Mystic architect James Gibbs, who lives in a 19th century home a short walk from Haley Street, said he has tried to intervene three different times in recent years when the town has allowed historical buildings to be torn down.
"How do you bring back a neighborhood you've destroyed?" Gibbs said about the demolitions on Haley Street.
Stonington First Selectman Rob Simmons did not return a phone message I left Thursday asking about the demolitions.
Building Official Lawrence Stannard, who signed the fateful demolition permit, also did not return phone calls.
Stannard actually changed the town's building demolition procedures, removing a rule requiring a 90-day waiting period, on the same day the application to tear down the Haley Street buildings was filed.
You couldn't make this up. A three-month waiting period for demolition that neighbors had relied upon to give them time to muster opposition, was summarily eliminated by the building official without any public notice.
Jason Vincent, Stonington's director of planning, told me Stannard was within his rights to change the demolition procedures waiting period rule because it is not enshrined in any ordinance or law.
Vincent, who didn't seem to be the least bit troubled to think that the character of a historical Mystic street was irreparably damaged, said his department has never worked to create a demolition waiting period with more legal strength because, well, the department is busy with other things.

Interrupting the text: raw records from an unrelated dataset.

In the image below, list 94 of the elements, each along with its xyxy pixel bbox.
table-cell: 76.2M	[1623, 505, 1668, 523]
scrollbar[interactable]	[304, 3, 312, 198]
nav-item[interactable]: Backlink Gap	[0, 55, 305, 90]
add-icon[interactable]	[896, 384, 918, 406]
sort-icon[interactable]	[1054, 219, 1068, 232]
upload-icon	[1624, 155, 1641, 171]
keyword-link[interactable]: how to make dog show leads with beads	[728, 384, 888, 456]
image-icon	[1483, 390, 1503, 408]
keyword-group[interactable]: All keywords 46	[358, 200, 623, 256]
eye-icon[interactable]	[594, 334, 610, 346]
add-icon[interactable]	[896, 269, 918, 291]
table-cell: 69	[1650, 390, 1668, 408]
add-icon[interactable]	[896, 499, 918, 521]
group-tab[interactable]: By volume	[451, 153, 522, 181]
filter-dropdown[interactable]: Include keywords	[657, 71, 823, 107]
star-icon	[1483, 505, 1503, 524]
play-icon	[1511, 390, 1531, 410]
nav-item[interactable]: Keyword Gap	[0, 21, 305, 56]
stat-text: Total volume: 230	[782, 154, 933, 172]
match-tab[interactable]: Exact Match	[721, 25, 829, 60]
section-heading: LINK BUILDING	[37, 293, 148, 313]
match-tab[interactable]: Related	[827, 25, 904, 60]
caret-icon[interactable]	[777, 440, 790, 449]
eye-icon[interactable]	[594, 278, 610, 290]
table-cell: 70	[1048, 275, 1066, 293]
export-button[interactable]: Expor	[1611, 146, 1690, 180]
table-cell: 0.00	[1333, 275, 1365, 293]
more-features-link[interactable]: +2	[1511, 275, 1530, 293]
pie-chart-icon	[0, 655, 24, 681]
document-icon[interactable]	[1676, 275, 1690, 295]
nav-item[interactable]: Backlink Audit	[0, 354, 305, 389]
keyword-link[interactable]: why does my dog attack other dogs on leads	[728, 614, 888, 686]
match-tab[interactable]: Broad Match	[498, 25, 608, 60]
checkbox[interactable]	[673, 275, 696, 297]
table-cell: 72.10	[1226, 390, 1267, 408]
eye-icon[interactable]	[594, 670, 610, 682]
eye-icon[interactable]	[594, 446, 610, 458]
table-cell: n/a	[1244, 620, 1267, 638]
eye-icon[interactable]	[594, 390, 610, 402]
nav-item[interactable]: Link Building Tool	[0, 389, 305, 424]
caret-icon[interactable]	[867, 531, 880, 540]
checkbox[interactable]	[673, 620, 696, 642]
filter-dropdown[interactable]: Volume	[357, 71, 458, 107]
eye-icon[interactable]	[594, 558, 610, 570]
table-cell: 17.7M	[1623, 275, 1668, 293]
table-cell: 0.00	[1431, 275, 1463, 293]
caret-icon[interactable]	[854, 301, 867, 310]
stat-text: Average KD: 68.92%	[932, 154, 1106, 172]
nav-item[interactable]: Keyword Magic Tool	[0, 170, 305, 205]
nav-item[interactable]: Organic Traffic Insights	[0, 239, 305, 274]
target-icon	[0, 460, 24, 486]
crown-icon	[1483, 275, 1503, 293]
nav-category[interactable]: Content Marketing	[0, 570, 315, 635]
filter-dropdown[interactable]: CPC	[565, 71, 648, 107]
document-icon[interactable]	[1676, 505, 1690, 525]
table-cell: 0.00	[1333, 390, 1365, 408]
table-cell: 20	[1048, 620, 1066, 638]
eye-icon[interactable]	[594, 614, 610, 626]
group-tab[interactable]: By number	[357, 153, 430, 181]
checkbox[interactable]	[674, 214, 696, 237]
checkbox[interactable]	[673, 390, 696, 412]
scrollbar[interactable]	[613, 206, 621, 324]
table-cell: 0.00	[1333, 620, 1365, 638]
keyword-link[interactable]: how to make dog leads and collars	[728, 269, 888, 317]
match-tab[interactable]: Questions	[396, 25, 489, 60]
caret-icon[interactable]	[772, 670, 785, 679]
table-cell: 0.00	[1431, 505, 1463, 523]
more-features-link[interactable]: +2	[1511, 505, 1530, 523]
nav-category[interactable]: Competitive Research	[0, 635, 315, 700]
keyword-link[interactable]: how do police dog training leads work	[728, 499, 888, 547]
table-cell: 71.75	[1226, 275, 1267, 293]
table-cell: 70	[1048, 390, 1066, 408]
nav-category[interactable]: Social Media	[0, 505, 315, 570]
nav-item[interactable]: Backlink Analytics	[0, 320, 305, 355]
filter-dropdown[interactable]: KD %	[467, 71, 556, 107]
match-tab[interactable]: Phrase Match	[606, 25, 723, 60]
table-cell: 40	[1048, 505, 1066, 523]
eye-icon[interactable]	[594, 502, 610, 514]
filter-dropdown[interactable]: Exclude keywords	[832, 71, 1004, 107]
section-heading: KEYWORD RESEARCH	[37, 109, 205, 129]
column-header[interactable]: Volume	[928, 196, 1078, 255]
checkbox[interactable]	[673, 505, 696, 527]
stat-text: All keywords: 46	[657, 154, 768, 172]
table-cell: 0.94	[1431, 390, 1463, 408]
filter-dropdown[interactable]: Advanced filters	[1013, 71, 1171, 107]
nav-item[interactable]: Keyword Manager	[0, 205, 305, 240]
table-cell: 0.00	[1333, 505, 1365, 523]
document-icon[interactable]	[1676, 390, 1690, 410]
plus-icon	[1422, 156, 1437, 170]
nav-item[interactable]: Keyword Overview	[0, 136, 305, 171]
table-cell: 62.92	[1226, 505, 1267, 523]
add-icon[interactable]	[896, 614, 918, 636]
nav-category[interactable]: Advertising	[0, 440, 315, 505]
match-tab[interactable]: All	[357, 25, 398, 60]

Scheer and others who have been complaining about the demolition of historical buildings say they get nothing but a deaf ear in Vincent's department. They noted that, at the very least, the Planning and Zoning Commission could have intervened on the Haley demolitions, citing a regulation that allows a "public hearing for permitted uses when (the commission) determines to do so will be in the interest of the public."
I never heard from anyone from the Heidenreich family, which owns the Whaler's Inn, after I left a message at the front desk.
Their attorney, William Sweeney, told me they followed the town's rules, which is true. He also questioned the historic value of the buildings, which you might expect him to argue.
Sweeney said the owners still are working out plans for what will go on the empty lots they have created. He said he could not comment on whether the parking lot on Haley Street included on the design shown to neighbors still is planned.
You would think they might have decided exactly what they plan to do before taking down a historical building and ruining a fine residential street.
One wonders where the borough-centric Stonington Historical Society has been while the preservation-minded in Mystic have grown alarmed at all the demolition.
It looks to me like the government of a town that lets its sewage plant operator pump E. coli into the Mystic River and pays no attention to the lack of zoning and planning protection for its considerable historical assets needs a shakeup.
This is the opinion of David Collins.